Ultimately, the madman realizes that his audience doesn’t understand, so he throws up his hands and shouts “I come too early! My time is not yet!” and enters the church to pray for the dead.
While his readers would later develop the concept in many different directions (both philosophical and theological), Nietzsche’s talk of “the death of God” is typically found within the more sociological portions of his work. In The Gay Science, for example, Nietzsche considers how art and poetry (and, perhaps, television shows?) can not only give meaning to an individual person’s life, but can help define entire cultures and collective ways of living. This is why Nietzsche’s madman talks about the burdens and responsibilities that come in the wake of “God’s demise”: whereas previous cultures might have been defined by religious values or practices, a post-religious culture would need to invent a new sense of meaning for itself.
So, for Nietzsche, the rejection of God entails the rejection of many other things, but this comes as both an exciting challenge and an opportunity: in the absence of divine expectations, people can pursue and enjoy their lives as they desire, free from the restrictions of the culture (and even the deity) who might prevent them from becoming the person that they would otherwise be. Without Chuck around to write the story, say, the Winchesters (and everyone else) could be free to write their own ending.
And to Nietzsche, to experience true freedom is to “no longer be ashamed before oneself,” living and expressing oneself fully in each moment:
“I want to learn more and more how to see what is necessary in things as what is beautiful in them – thus I will be one of those who make things beautiful. Amor fati: let that be my love from now on! I do not want to wage war against ugliness. I do not want to accuse; I do not even want to accuse the accusers. Let looking away be my only negation! And, all in all and on the whole: some day I want only to be a Yes-sayer!”

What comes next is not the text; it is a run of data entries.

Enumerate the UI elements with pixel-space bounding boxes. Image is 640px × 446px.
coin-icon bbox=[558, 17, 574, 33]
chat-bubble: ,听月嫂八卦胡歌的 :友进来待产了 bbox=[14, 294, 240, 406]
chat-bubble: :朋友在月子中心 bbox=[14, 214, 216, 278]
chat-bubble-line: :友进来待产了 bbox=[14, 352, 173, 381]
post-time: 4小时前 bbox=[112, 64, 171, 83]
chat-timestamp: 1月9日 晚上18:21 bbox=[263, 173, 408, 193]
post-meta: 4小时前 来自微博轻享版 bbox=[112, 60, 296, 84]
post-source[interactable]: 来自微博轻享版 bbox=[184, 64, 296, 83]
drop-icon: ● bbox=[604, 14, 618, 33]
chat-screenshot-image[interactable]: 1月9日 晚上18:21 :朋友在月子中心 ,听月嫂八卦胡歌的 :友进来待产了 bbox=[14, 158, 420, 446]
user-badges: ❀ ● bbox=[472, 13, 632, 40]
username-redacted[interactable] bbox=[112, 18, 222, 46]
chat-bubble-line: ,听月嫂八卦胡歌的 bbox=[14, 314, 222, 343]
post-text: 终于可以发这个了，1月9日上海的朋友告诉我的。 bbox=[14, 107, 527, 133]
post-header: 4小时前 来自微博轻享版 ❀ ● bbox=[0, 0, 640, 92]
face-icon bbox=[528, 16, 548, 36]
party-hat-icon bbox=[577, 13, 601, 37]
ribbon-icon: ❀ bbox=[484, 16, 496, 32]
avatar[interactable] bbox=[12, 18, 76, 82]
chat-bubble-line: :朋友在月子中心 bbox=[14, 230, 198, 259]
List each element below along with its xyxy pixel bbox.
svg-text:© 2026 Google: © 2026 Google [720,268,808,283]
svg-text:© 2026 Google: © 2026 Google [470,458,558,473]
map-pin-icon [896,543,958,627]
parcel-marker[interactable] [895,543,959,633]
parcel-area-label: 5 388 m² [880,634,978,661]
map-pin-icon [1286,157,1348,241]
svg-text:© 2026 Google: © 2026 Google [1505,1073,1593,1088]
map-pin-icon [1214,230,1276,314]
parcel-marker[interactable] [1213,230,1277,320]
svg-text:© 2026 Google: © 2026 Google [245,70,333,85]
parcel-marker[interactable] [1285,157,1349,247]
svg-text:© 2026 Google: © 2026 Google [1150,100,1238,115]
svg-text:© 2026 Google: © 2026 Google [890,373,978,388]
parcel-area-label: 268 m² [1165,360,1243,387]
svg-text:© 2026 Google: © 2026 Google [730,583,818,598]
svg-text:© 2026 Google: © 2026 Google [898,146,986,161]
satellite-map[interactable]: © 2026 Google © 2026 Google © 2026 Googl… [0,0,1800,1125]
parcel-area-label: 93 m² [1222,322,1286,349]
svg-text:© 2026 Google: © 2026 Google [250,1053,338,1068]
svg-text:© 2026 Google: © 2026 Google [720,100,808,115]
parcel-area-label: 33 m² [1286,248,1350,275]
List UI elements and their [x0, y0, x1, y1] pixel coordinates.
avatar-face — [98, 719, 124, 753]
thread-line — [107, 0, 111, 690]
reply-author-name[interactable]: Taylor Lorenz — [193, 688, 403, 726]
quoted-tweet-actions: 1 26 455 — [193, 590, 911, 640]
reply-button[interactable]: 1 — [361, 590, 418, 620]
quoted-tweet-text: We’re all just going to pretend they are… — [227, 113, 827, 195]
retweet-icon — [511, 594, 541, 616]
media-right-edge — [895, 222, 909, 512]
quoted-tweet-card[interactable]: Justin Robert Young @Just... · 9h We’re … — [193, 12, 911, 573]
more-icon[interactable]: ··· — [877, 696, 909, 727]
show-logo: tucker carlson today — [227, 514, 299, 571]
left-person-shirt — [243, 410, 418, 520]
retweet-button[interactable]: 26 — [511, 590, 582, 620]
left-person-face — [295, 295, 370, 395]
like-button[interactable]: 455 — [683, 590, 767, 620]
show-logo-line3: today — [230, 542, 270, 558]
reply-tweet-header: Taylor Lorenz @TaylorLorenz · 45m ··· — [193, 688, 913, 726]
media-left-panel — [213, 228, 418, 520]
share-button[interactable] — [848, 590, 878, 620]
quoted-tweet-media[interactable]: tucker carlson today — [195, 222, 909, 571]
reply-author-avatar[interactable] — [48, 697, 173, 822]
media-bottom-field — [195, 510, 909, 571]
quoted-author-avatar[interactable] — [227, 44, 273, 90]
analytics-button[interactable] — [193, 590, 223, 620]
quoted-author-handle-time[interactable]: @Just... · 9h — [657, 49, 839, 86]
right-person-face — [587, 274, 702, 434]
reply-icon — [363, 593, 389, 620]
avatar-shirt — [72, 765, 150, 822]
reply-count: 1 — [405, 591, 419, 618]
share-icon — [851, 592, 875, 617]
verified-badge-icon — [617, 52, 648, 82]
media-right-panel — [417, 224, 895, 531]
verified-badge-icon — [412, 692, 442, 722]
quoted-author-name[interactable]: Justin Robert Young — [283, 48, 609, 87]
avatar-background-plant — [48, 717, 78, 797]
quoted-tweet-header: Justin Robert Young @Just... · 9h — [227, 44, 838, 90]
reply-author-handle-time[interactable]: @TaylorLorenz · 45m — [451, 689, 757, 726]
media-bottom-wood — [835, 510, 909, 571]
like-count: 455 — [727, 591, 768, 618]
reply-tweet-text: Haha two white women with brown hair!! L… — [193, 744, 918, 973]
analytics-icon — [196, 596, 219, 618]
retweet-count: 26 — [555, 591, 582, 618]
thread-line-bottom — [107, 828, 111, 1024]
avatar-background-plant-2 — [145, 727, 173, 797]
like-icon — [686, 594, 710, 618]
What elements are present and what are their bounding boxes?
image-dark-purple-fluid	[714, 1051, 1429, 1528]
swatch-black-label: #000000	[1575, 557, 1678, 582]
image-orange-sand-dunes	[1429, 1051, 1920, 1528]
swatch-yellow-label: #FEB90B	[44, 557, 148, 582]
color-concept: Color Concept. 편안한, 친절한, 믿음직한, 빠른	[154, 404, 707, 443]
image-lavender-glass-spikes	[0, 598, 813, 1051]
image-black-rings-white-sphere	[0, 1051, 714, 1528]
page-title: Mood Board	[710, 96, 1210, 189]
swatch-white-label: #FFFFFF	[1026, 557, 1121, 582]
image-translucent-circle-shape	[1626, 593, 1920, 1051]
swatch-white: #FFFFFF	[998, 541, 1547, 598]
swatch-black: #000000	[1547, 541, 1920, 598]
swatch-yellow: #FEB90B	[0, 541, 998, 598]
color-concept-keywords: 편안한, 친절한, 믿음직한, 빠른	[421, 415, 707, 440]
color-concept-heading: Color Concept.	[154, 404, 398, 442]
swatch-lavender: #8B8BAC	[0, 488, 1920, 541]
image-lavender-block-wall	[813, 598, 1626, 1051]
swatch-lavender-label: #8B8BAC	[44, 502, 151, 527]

This amor fati — “love of fate” — is a matter of a human saying “yes” to one’s circumstances without obligation, dread, or fear, no matter what those circumstances might be — something Nietzsche elsewhere calls “my formula for greatness in a human being.” (Of course, Nietzsche also has much to say about the role of one’s own strength and willpower in shaping one’s circumstances, as well as the conditions that prevent a person from being able to do so, but those are stories for a different day.)
At the end of the road, it’s unlikely that Nietzsche was thinking about God’s death in the same way as the writers of Supernatural — that is to say, he did not clearly think of it as a literal death of a literal deity. But this means that we can view the television show as a kind of a parable, aesthetically demonstrating familiar Nietzschean ideals of freedom, authenticity, and the power of humanity. The Winchesters’ fight to be free of God’s schemes is ultimately not that different from the fight to be able to genuinely express yourself — the fact that Sam and Dean do so alongside the Grim Reaper, the Devil, and the remaining Heavenly Host is just a matter of making exciting television. And, in a similar way, the amor fati doesn’t mean that nothing bad will ever happen; instead, it’s a matter of, like the Winchesters, making the right choice about how to handle the bad when it comes.
So, in a time when spandex-wearing protagonists dazzle movie theaters and television screens with their superpowers, Supernatural’s heroes are just a couple of normal guys driving around in their dad’s old car. After fifteen seasons of vampires, magic daggers, time travel, and demon blood, the story of Sam and Dean Winchester (and, for that matter, Chuck/God) proudly ends in a profoundly human (all-too-human) place.